Весь день висевшее в небе солнце словно провалилось куда-то. И как-то вдруг, будто в бездонную топь, не сверкнув привычными для глаза, постепенно приучающими к темноте и неизвестности вечерними сполохами. Начало вроде бы тлеть, да не разгорелось, и западный край неба тут же принял цвет торфяного болота. От этого сразу посерели и воздух, и лошадь в оглоблях.

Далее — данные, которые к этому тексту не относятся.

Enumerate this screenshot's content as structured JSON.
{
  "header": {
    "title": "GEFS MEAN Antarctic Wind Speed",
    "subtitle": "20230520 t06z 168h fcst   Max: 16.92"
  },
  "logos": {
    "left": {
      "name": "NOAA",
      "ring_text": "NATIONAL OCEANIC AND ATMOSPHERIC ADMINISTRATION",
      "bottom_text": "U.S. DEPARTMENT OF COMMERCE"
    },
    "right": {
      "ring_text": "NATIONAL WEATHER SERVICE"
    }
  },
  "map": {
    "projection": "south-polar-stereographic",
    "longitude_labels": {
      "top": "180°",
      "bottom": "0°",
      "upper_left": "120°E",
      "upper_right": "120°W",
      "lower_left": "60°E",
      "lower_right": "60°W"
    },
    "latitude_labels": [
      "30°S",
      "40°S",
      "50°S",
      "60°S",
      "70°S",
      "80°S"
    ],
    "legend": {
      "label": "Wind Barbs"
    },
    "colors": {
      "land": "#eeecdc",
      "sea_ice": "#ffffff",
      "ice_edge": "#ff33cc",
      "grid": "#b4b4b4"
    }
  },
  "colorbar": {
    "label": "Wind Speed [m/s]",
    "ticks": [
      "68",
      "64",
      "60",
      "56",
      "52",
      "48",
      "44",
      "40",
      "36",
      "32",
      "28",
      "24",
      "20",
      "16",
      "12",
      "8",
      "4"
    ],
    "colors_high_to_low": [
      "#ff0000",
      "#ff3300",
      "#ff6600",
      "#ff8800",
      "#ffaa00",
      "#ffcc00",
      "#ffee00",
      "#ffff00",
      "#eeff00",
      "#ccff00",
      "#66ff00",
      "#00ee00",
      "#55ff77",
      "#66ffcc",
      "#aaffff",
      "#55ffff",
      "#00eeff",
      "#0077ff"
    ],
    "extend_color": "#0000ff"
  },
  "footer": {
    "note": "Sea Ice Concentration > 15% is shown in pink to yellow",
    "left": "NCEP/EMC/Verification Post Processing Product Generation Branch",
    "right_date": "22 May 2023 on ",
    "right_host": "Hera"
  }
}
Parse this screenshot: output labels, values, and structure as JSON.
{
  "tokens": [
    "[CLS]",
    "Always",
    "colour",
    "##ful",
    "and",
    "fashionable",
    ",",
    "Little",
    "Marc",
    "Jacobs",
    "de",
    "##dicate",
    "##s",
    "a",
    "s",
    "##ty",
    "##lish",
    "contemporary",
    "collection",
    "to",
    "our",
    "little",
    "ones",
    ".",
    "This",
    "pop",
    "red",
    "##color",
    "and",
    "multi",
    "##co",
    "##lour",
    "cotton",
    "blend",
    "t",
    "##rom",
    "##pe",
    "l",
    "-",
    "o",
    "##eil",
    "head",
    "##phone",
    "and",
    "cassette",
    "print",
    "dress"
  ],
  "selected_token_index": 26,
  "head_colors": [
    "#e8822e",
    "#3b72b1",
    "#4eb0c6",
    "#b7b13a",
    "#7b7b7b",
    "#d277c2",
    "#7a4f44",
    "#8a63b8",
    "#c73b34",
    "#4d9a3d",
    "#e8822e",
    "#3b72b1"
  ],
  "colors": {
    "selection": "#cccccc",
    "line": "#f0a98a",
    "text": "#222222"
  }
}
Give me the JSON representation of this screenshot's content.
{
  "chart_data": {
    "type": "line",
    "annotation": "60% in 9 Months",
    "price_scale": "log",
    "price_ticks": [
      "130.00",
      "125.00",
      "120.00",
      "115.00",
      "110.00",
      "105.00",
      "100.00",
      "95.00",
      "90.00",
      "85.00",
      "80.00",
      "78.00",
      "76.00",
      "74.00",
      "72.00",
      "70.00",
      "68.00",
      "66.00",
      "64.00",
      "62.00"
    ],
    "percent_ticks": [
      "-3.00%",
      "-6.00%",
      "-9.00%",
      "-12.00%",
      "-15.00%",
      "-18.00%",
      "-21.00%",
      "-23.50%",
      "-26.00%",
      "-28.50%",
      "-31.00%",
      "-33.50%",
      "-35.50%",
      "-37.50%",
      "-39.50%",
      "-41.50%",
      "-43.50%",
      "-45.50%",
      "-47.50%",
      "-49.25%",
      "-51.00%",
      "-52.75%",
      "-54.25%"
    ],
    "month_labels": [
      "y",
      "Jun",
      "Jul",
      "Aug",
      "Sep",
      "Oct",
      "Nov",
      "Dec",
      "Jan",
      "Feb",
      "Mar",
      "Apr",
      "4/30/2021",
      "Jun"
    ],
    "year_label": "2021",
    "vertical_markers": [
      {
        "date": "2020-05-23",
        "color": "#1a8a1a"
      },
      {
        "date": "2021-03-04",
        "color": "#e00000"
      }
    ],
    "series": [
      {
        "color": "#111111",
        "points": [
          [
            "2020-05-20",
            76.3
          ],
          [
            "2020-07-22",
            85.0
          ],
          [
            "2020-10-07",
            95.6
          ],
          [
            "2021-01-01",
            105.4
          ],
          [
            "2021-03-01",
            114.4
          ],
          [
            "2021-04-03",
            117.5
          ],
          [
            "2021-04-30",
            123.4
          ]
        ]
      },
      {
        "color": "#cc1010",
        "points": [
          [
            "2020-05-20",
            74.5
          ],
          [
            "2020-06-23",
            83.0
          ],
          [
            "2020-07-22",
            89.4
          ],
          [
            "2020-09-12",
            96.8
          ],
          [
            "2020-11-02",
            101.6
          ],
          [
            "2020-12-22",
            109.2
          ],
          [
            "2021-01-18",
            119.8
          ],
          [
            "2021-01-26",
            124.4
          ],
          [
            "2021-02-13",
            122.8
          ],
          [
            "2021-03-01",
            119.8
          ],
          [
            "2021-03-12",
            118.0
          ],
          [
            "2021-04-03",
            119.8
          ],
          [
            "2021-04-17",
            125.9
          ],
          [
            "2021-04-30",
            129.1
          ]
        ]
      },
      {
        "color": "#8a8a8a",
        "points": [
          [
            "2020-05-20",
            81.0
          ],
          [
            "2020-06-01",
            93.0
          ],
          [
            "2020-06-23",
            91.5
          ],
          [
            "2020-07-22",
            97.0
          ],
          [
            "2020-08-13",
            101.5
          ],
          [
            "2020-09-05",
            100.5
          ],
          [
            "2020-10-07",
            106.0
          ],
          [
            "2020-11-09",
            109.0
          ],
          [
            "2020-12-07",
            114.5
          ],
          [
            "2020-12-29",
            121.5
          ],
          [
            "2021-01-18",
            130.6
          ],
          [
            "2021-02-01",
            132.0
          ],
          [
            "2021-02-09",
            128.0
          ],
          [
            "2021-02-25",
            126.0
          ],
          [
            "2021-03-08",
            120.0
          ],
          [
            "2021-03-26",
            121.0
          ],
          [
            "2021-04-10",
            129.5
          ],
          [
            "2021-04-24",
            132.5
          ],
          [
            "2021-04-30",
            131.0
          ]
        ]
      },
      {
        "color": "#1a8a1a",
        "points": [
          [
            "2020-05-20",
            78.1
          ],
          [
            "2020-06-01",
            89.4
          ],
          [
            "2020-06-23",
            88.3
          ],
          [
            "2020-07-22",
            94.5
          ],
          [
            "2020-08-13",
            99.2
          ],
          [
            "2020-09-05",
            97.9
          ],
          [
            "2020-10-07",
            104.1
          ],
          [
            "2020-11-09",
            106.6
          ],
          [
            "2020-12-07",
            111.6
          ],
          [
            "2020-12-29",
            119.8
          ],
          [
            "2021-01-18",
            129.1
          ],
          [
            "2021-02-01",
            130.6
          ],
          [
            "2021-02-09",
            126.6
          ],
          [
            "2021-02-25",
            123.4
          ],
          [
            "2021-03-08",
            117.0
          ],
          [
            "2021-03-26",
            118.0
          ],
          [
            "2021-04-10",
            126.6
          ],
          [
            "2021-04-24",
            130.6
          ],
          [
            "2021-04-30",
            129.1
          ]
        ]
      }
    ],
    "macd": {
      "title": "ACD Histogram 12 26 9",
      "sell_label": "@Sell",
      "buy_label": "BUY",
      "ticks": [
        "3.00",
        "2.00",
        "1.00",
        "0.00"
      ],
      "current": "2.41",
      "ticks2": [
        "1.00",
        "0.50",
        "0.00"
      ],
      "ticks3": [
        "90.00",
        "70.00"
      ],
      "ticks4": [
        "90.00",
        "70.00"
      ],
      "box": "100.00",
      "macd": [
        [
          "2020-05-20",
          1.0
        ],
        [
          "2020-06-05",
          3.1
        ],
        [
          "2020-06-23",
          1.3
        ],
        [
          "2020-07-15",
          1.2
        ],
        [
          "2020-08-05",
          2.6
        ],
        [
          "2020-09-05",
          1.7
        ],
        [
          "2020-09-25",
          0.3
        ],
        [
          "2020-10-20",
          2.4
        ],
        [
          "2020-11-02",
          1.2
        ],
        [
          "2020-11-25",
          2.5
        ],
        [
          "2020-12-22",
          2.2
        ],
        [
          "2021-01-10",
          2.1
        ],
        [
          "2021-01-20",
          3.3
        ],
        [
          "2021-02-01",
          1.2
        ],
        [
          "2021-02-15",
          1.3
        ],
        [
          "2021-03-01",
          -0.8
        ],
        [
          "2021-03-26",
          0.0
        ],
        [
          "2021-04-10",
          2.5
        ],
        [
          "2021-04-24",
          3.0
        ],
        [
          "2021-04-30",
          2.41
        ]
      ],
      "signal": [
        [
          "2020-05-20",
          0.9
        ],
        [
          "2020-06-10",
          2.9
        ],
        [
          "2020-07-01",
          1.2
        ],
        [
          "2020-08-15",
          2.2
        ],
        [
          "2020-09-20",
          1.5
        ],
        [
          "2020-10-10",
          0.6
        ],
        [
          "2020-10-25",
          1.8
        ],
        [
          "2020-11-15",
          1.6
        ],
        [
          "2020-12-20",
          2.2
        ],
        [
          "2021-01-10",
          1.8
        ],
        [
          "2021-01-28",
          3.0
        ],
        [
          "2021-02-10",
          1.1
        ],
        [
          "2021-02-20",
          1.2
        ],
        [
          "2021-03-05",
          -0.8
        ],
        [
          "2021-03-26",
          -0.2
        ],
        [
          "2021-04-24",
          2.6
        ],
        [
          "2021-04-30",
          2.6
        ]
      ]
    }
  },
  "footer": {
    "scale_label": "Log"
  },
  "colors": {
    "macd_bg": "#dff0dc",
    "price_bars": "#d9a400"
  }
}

И как-то странно все провалилось в ту же топь: хорошо, видна собственная рука, взмахивающая кнутом, но самого кнута уже не видишь. Уже не Каштан, а давняя гнедая кобылка — да, да, гнедая! — заставила колеса лихо тарахтеть по булыжнику. Постепенно привык к темноте, угадывал, где колея, а где канава, где какой-то сгорбившийся хлев, а где не засветившая еще огонька, берегущая керосин изба, но глаза все равно смотрели на мир словно сквозь закопченное, странно искажающее расстояния стекло. Остались позади лачуги городка, ободранные и унылые, беднее, чем деревенские избы, те хоть садиками окружены, кустами жасмина и сирени, запахами своими заговаривают с путником даже в темноте. Вдруг гнедая заржала, будто была не самой обыкновенной лошадкой, а незабываемым Жайбасом, и выворотила телегу из колеи, едва удержали ее на краю кювета опытные руки Балюлиса.

Навстречу из-за холма выползали, визгливо скрипя несмазанными колесами, чем-то тяжелым и неудобным груженные пароконные дроги. Камни, что ли, везут? Вынырнули из тумана еще одни, а следом, под холмом тянулись третьи. С обеих сторон обоза шагали, покачиваясь, люди в полувоенной форме, неразговорчивые, почерневшие, кое у кого забинтованы головы или руки. Потянуло тошнотно-сладким смрадом, перебившим запах лошадей, сена, дыма, заглушившим аромат сохнущего по обочинам дороги клевера. Целое поле свежескошенного клевера было бессильно перед этим смрадом. И приходилось дышать им, хоть и подкатывала тошнота.

Неспокойные лошади дернули последний воз, чуть не зацепив телегу Балюлиса. Дышло мелькнуло у самого лица, сорвало завесу, сквозь которую все виделось, будто через мутное, размывающее четкость стекло. И Балюлис увидел распростертого на возу человека, его свисающую ногу и… Что это? Галифе из домотканого сукна? Слегка удивился, что штаны очень похожи на его собственные, давно пошитые, но почти не ношенные. Уж не те ли галифе, что отобрали у него, когда прыгнул и больше не поднялся Волк? Конечно, мог и ошибиться — мало ли таких? — но эту шерсть ткала Петроне… И пестрые завязки возле щиколоток, и офицерский покрой — крылья галифе не слишком широкие, но и не зауженные… Теперь они на мертвом. Его он тоже признал по выбившейся из-под попоны лохматой голове. Увидел рассекающие воздух копыта тракена, его уши торчком, но не услыхал ни сиплой ругани соперника, ни натужного дыхания рысака. Стунджюс! Тут подскочил высокий мужик с повязкой на глазу, прикрыл голову попоной.